それでも、子どもさん達と一緒にワクワクしながら二階へあがりました。
「今から絵本を読んでくれるからね。」という先生の言葉かけに子どもさんの期待も高まります。
「真っ白なねきれが空からふってきたんですよ。」
抑揚のある独特な声にまず子どもさん達は惹きつけられました。『絵本を見る』といってもいつもとは何か違うぞ!と、感じたようで興味津々に身を乗り出す子もいました。
絵本をまるで台本のようにしていつも私達が使っているホールがミュージカルの素晴らしい舞台のように変身しました。動きがあり、笑いがあり、特に聞き手との対話があり、絵が見えない時は穂積先生の動きや声、言葉によってより想像が膨らみました。

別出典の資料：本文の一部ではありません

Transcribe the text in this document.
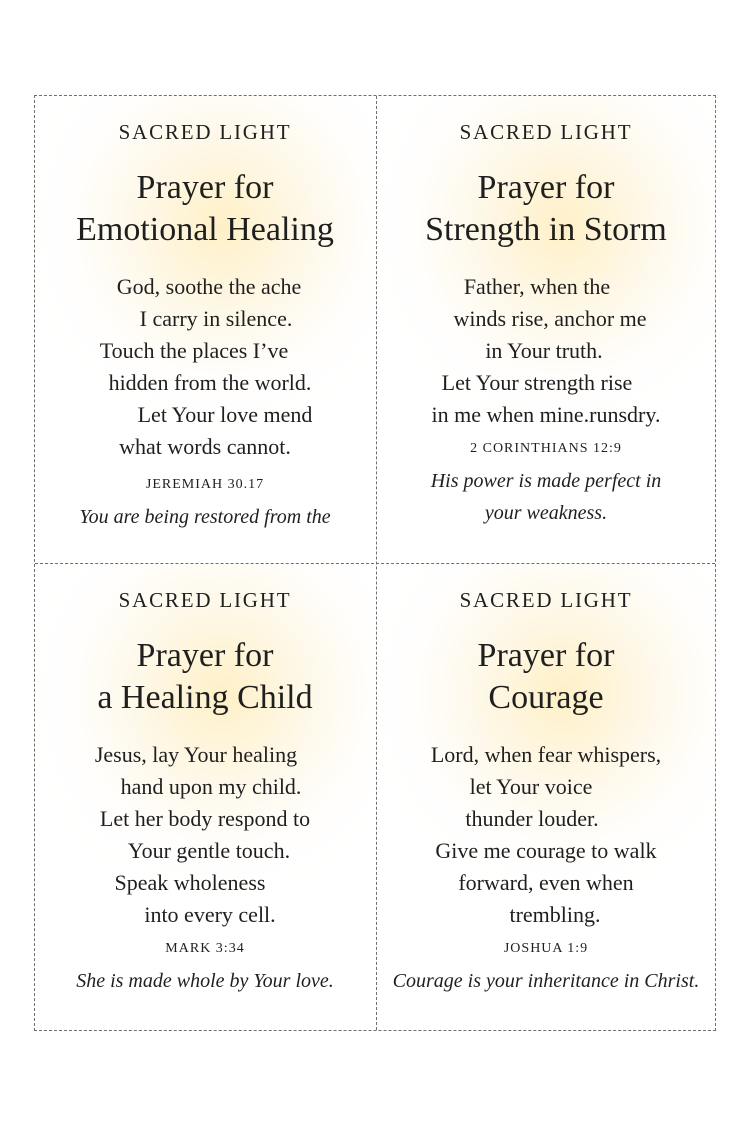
SACRED LIGHT
Prayer for
Emotional Healing
God, soothe the ache
I carry in silence.
Touch the places I’ve
hidden from the world.
Let Your love mend
what words cannot.
JEREMIAH 30.17
You are being restored from the
SACRED LIGHT
Prayer for
Strength in Storm
Father, when the
winds rise, anchor me
in Your truth.
Let Your strength rise
in me when mine.runsdry.
2 CORINTHIANS 12:9
His power is made perfect in
your weakness.
SACRED LIGHT
Prayer for
a Healing Child
Jesus, lay Your healing
hand upon my child.
Let her body respond to
Your gentle touch.
Speak wholeness
into every cell.
MARK 3:34
She is made whole by Your love.
SACRED LIGHT
Prayer for
Courage
Lord, when fear whispers,
let Your voice
thunder louder.
Give me courage to walk
forward, even when
trembling.
JOSHUA 1:9
Courage is your inheritance in Christ.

ウサギさんのワンピース。ワンピースの模様が変わるたびに「私に似合うかしら?」とウサギさんは言います。すると、中には「似合わん!」という声も聞こえてきました。私がこの本を読んだ時も「似合わない」というお友達もいました。その時、私は絵本を読み終わった時に、「ウサギさん、みんなに似合わないっていわれてどんな気持ちがしたと思う?」と、問いかけました。私の心の中には、たぶん『みんな』が優しい心を持って欲しい!似合わないなんて言わないで!という気持ちがあったと思います。
しかし穂積先生の「似合う」っていうお友達もいるし「似合わない」っていうお友達も色んな感じ方があるね。という言葉を聞いて、私は自分の考えやこんな人になって欲しいという勝手な思いを子ども達に押しつけていたように申し訳なく感じました。一人ひとり感じ方は違います。一人ひとりの感性やつぶやきを大切に育て、磨いてあげたいなと思います。
それでも、ウサギさんが傷つくんじゃないか・・・・・・という思いも私は捨てきれません。そこで、「似合わない」→「じゃあどんな模様のワンピースが似合うだろう?みんなで考えてみよう。」と、一人ひとりに思い思いのワンピースを絵で表現させるなど、子どもさんの言葉から保育に幅を持たせ新たな子ども達の発見へと繋げられるような技術が私達保育者には必要だと感じました。
今回、絵本を読んでいただき子どもさん達はお部屋に帰ってからもまだまだ興奮冷め止まず「楽しかった!」と、目をキラキラさせていました。私も読み方(テンポ、抑揚、間合い、声色など)や、聞き手への配慮、そして相手を魅了するという穂積先生の読み聞かせにとても感動しました。
くたに幼稚園でも幼いころからの感動体験を大切にしています。でも、子どもが「感動した」という言葉を使うことは滅多にありません。今日の体験を通して子どもにとっての「感動」とは心から「楽しい!」と感じられることなんだと改めて感じました。さすがは、数多くの舞台を経験しお客様を魅了できる名俳優の穂積隆信先生ですね。4月から入った間もない子どもさんもとても感動し印象記録として、今でも残像に残っています。子どもさんの心と脳に優しく染み渡り、私も保育者として学ぶところがあり参考にしたいと思います。
お忙しい中、子どもさんや私達に感動を与えて下さり本当にありがとうございました。